SLE patients treated with cyclophosphamide may develop ovarian failure. In general, the risk of ovarian failure correlates with age at first dose of (intravenous) cyclophosphamide and number of doses, and ranges from 12% for women aged under 25 years to 62% for women older than 30.10,11 Suppression of gonadal function during cyclophosphamide treatment for the purpose of protecting ovaries or testes is often advocated. Recommendations include use of gonadotropin-releasing hormone antagonists (leuprolide) or progestin/estrogen hormone replacement (oral contraceptive pills).12 Preliminary data support this recommendation.13
Methotrexate and other cytotoxic agents may also cause ovarian failure. Nonsteroidal anti-inflammatory drugs inhibit cilia motion in the fallopian tube, delaying transport of ova, and reducing chances for fertilization. The effect on fertility of most drugs used in SLE patients is unknown (Table 41.3).
|Drug||Impairment of Fertility|
|NSAID||Cases of inhibition of follicle rupture|
|Methotrexate||Oligospermia at high doses|
|Cyclophosphamide||In males and females|
Source: Adapted from consensus documents developed at the Fourth International Conference on Sex Hormones, Pregnancy and the Rheumatic Diseases, Stresa, Italy, September 20—22, 2004.
Recurrent losses of an established fetus occurring before 10 gestational weeks, or before identification of a fetal heartbeat, are embryonic losses; those occurring after 10 weeks or fetal heartbeat are fetal deaths. Recurrent pregnancy losses may be disease related or disease independent.

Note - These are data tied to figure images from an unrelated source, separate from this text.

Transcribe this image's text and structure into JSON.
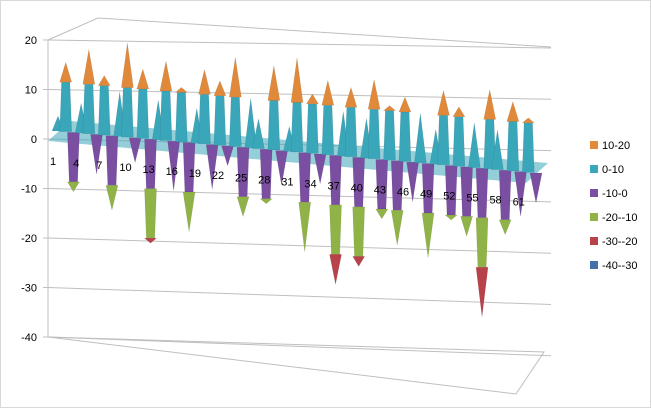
{
  "chart_data": {
    "type": "surface-3d",
    "title": "",
    "xlabel": "",
    "ylabel": "",
    "ylim": [
      -40,
      20
    ],
    "y_ticks": [
      "20",
      "10",
      "0",
      "-10",
      "-20",
      "-30",
      "-40"
    ],
    "x_tick_labels": [
      "1",
      "4",
      "7",
      "10",
      "13",
      "16",
      "19",
      "22",
      "25",
      "28",
      "31",
      "34",
      "37",
      "40",
      "43",
      "46",
      "49",
      "52",
      "55",
      "58",
      "61"
    ],
    "n_points": 63,
    "grid": true,
    "legend_position": "right",
    "legend": [
      {
        "label": "10-20",
        "color": "#e0893a"
      },
      {
        "label": "0-10",
        "color": "#3aa6b9"
      },
      {
        "label": "-10-0",
        "color": "#7a4ea0"
      },
      {
        "label": "-20--10",
        "color": "#8fb347"
      },
      {
        "label": "-30--20",
        "color": "#b8424a"
      },
      {
        "label": "-40--30",
        "color": "#4472a8"
      }
    ],
    "peaks": [
      3,
      14,
      -12,
      6,
      17,
      -8,
      12,
      -15,
      9,
      19,
      -5,
      14,
      -21,
      8,
      16,
      -10,
      11,
      -18,
      7,
      15,
      -9,
      13,
      -4,
      18,
      -14,
      10,
      6,
      -11,
      17,
      -7,
      5,
      19,
      -20,
      12,
      -6,
      15,
      -26,
      9,
      14,
      -22,
      8,
      16,
      -12,
      11,
      -17,
      13,
      -8,
      10,
      -19,
      7,
      15,
      -11,
      12,
      -14,
      9,
      -30,
      16,
      8,
      -13,
      14,
      -9,
      11,
      -6
    ]
  }
}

Studies on recurrent pregnancy losses variously define “recurrent” as two or three, consecutive or not, embryonic and fetal losses, leading to some inconsistency of conclusions. In one highly rigorous study, that defined recurrence as three or more documented losses, and that used chromosomal/genetic, bacteriologic, radio-graphic, and hormonal assessments to find causes, approximately half of the women had no defined cause, 20% had maternal anatomic causes, 20% had antiphospholipid and related autoantibodies, 10% fetal structural or genetic abnormalities, and 1% infection.14 Although nonimmunologic coagulopathies (especially factor VLeiden, prothrombin 20210, and MTHFR mutations) may also cause fetal death, the risk imparted by these abnormalities is still debated.15,16
Differing referral patterns and clinical mixes of patients make it difficult to apportion disease-related causes of recurrent pregnancy loss among patients with SLE. Antiphospholipid antibody—related losses account for a large percentage in all series; severe pre-eclampsia (often associated with maternal hypertension, nephritis, and/or renal insufficiency) account for many additional losses; and active SLE, premature rupture of membranes, and maternal diabetes, the latter two related to corticosteroid therapy, are responsible for fetal death in a minority of patients. Congenital complete heart block, associated with anti-Ro/SSA and anti-La/SSB antibodies, is a rare cause of fetal death. Causes of pregnancy loss have been reviewed extensively elsewhere,1 and in Chapter 40.